Paper No. 69-1
Presentation Time: 1:35 PM
THE EVOLUTIONARY SELECTION OF UNICELLULAR EUKARYOTES
The evolutionary selection of eukaryotic cells is not immediatly clear. From a physical standpoint, endosymbiotic associations would not appear to have many advantages; diffusion of nutrients would be reduced leading to lower growth rates and the the cell would have to coordinate genomes in at least two compartments. However, we have many examples of "incomplete" endosymbiotic associeations that allow experimental testing of selection pressures.

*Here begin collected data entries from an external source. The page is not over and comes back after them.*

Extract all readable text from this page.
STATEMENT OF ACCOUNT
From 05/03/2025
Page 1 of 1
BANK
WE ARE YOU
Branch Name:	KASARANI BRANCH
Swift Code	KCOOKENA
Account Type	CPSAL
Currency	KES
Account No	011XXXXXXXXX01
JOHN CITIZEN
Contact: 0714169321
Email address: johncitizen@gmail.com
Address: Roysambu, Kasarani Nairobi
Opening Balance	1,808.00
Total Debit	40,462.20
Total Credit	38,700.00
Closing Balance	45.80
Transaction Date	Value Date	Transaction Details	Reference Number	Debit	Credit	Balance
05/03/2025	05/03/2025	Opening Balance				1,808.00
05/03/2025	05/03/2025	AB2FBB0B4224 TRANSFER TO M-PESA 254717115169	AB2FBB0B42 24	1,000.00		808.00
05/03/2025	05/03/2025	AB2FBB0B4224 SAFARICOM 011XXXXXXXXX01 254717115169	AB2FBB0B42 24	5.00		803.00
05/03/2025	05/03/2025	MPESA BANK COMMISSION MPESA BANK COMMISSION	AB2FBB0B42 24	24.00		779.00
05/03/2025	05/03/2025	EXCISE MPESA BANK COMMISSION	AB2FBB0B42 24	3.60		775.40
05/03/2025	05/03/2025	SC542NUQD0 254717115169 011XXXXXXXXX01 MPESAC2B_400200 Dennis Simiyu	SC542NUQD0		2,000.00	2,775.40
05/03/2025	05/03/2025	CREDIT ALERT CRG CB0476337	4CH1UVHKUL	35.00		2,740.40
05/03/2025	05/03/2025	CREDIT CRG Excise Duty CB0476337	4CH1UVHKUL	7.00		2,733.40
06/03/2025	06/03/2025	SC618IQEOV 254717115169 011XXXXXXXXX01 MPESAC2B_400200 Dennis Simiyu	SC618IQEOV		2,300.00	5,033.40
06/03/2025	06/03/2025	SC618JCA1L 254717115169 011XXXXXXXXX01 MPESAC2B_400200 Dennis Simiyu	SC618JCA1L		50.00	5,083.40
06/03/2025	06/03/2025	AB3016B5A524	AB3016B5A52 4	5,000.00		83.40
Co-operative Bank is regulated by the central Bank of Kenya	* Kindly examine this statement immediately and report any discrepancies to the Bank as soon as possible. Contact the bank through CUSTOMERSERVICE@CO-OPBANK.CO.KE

In extant organisms these mostly are involving a heterotroph and an oxygenic photoautotroph. The fundamenal conclusion is that recycling of nutrients, especially nitrogen, is critical to the stabilty of the symbiotic association. In this lecture, I will examine how loss of fixed inorganic nitrogen in the Proterozoic ocean would have potentially been a strong driver of novel endosymbiotic associations between heterotrophic and autotrophic microbes, first under anoxic conditions and subsequently under oxic conditions. The latter would have led to a positive feedback, where the evolution of large unicellular algae would have accelerated burial of organic carbon and facilitated the rise of oxygen - ultimately leading to the Cambrian radiation of multicellular organisms.